"Somebody Out There" is the fourth and lead single from Australian singer Kate Alexa's debut album Broken & Beautiful. It was released in Australia on 4 September 2006 as a CD single and digital download. It became Alexa's fourth top thirty hit in Australia, and its music video was well received. Although not Alexa's most successful single, it is considered her signature song, and is included on Now Spring 2006.

Recording and theme
Alexa started writing the song on an acoustic guitar, with Jim Marr and Wendy Page. Alexa states "Jim and Wendy are great". We got to know each other when we wrote "My Day Will Come", so it was nice to work together again.". Alexa states "When I wrote Somebody Out There, I had just started a new relationship. I was in LA writing, and my somebody out there was in Australia. One line sums it up for me "A thousand miles, a million smiles, how many more to go? I was thousands of miles away, meeting lots of people, but I couldn't wait to get home.

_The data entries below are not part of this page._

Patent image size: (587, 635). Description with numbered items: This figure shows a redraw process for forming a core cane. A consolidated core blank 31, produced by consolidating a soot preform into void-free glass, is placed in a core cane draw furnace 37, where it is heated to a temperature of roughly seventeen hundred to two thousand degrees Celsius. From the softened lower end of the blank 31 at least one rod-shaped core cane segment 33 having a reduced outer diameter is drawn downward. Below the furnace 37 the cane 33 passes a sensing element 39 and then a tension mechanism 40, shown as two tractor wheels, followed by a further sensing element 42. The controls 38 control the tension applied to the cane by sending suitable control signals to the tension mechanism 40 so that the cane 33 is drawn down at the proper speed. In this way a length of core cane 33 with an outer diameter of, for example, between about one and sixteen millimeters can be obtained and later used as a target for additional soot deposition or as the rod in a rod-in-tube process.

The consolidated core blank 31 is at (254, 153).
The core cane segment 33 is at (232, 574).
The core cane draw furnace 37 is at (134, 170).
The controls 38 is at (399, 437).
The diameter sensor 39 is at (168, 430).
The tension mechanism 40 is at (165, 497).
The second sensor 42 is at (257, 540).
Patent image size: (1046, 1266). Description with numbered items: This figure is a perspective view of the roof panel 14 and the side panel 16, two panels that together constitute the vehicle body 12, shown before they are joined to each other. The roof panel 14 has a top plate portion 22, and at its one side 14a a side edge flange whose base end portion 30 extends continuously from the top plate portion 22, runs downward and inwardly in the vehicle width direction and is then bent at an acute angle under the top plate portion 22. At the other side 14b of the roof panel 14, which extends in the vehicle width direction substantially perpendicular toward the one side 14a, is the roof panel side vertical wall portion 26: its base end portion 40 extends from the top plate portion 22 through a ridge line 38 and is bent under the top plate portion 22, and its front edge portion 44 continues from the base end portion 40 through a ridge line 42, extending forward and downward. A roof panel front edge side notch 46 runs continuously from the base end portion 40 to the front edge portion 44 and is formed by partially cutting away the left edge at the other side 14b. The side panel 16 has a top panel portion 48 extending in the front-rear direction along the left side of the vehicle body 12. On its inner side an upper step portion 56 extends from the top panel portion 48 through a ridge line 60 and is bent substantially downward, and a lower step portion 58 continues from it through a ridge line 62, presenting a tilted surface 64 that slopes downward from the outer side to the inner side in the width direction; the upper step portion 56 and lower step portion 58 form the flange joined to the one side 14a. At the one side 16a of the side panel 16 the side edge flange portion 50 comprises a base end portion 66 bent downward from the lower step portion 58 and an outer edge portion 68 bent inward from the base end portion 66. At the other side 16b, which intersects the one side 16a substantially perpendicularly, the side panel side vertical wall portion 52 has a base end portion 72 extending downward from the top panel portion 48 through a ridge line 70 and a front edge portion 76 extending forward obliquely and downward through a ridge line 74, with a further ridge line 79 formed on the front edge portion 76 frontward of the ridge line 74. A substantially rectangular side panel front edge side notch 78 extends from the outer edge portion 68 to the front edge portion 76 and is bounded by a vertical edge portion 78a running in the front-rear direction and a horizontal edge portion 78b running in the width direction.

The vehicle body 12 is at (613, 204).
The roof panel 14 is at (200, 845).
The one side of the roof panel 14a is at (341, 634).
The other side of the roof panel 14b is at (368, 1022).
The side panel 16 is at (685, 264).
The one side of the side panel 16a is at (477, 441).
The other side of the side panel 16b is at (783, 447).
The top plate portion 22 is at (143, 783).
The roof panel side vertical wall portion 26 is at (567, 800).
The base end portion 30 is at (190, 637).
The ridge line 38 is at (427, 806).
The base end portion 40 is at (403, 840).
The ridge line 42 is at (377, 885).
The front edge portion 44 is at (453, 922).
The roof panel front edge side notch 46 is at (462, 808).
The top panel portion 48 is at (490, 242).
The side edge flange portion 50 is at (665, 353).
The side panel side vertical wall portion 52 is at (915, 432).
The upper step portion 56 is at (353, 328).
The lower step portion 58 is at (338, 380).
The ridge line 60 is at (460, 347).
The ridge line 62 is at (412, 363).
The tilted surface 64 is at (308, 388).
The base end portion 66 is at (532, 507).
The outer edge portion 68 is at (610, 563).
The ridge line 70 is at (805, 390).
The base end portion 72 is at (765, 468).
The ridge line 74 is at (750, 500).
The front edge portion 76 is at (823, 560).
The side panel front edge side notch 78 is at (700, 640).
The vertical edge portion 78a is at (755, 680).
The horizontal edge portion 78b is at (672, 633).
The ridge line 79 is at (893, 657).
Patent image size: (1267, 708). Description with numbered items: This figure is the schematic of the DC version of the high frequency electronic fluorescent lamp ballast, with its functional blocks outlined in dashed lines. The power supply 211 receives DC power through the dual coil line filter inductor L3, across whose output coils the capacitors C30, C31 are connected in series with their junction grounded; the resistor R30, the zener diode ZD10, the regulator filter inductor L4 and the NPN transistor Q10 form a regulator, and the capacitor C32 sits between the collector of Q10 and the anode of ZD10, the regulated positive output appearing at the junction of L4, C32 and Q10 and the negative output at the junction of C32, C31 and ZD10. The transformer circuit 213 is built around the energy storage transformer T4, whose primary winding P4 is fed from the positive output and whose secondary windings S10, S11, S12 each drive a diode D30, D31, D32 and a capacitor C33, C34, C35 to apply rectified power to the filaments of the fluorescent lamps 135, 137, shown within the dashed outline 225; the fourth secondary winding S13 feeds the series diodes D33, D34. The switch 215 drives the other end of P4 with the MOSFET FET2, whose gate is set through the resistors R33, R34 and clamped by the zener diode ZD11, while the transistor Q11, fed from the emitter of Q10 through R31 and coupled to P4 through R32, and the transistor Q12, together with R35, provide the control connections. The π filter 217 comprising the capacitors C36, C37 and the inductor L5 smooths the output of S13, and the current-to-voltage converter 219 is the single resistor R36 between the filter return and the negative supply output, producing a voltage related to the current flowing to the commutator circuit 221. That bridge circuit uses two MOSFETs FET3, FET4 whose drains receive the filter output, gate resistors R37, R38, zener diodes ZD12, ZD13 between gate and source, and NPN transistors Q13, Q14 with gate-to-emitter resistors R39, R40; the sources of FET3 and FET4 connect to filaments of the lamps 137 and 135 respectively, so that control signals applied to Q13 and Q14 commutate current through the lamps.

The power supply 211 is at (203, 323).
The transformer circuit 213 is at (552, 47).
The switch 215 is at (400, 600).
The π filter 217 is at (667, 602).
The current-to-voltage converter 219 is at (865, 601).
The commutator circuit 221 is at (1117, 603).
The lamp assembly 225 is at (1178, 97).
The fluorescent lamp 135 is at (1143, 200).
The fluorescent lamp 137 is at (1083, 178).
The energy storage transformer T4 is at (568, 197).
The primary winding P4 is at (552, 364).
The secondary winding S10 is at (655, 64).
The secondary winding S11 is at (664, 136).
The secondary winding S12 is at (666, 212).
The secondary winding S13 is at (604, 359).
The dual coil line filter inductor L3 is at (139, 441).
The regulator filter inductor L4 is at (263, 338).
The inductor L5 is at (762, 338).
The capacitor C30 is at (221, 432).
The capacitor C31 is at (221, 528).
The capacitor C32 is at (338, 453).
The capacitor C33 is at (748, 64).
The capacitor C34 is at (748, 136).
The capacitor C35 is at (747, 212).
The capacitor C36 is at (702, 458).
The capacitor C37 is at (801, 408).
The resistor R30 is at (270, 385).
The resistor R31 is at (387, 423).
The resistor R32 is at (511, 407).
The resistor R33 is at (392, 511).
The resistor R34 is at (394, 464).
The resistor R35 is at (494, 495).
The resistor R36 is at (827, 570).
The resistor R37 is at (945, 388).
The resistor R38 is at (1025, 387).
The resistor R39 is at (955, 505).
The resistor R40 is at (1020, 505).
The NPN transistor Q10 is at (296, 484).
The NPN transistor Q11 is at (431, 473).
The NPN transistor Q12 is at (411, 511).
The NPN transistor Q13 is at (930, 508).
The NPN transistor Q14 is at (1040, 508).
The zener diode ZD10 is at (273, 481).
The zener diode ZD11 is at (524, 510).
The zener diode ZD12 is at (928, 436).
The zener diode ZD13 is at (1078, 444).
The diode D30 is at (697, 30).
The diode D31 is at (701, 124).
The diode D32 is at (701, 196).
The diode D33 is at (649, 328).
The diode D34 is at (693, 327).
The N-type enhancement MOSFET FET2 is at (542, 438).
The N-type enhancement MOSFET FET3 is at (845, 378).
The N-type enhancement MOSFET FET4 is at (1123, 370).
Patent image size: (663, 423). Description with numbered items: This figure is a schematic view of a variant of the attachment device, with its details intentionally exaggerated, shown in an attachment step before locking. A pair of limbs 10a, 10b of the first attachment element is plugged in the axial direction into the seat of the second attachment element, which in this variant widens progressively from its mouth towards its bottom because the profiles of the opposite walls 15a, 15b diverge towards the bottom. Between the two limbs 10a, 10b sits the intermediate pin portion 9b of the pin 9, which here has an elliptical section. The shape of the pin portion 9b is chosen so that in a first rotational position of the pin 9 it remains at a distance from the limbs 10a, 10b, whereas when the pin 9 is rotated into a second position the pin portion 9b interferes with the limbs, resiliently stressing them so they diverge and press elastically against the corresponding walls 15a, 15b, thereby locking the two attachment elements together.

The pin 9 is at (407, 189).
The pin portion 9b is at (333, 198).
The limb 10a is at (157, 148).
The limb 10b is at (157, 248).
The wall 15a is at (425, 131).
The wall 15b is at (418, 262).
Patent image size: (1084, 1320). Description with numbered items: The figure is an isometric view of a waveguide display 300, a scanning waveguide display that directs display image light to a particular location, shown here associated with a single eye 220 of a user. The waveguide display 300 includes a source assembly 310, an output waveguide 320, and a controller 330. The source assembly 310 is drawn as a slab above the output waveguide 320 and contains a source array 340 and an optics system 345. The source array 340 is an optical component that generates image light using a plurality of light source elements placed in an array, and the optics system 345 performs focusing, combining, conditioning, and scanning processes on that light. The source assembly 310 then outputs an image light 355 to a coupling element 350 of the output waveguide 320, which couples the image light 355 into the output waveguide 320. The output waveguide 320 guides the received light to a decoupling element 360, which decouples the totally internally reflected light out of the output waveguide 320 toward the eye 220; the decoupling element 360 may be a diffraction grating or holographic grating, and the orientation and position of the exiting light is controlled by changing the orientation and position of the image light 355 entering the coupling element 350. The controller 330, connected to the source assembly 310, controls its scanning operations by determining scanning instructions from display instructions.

Of course you can look at this song another way that there's somebody out there for everybody".

Track listing
 "Somebody Out There" – 3:09

Chart performance
It entered the ARIA Singles Chart at #33 and rose to its peak of #21 in its fourth week of charting, and stayed on the ARIA top 50 for five weeks

Uses
The video of the song is featured on an episode of H2O: Just Add Water called "Visions", where Emma's brother Elliot is trying to ask Cleo's sister Kim out on a date, and she asks him to move out the way so she can watch the video.

In Neighbours the song was featured, when Samantha Fitzgerald was playing it in her house also when Bridget Parker and Declan Napier when they went on their first date to the cinema.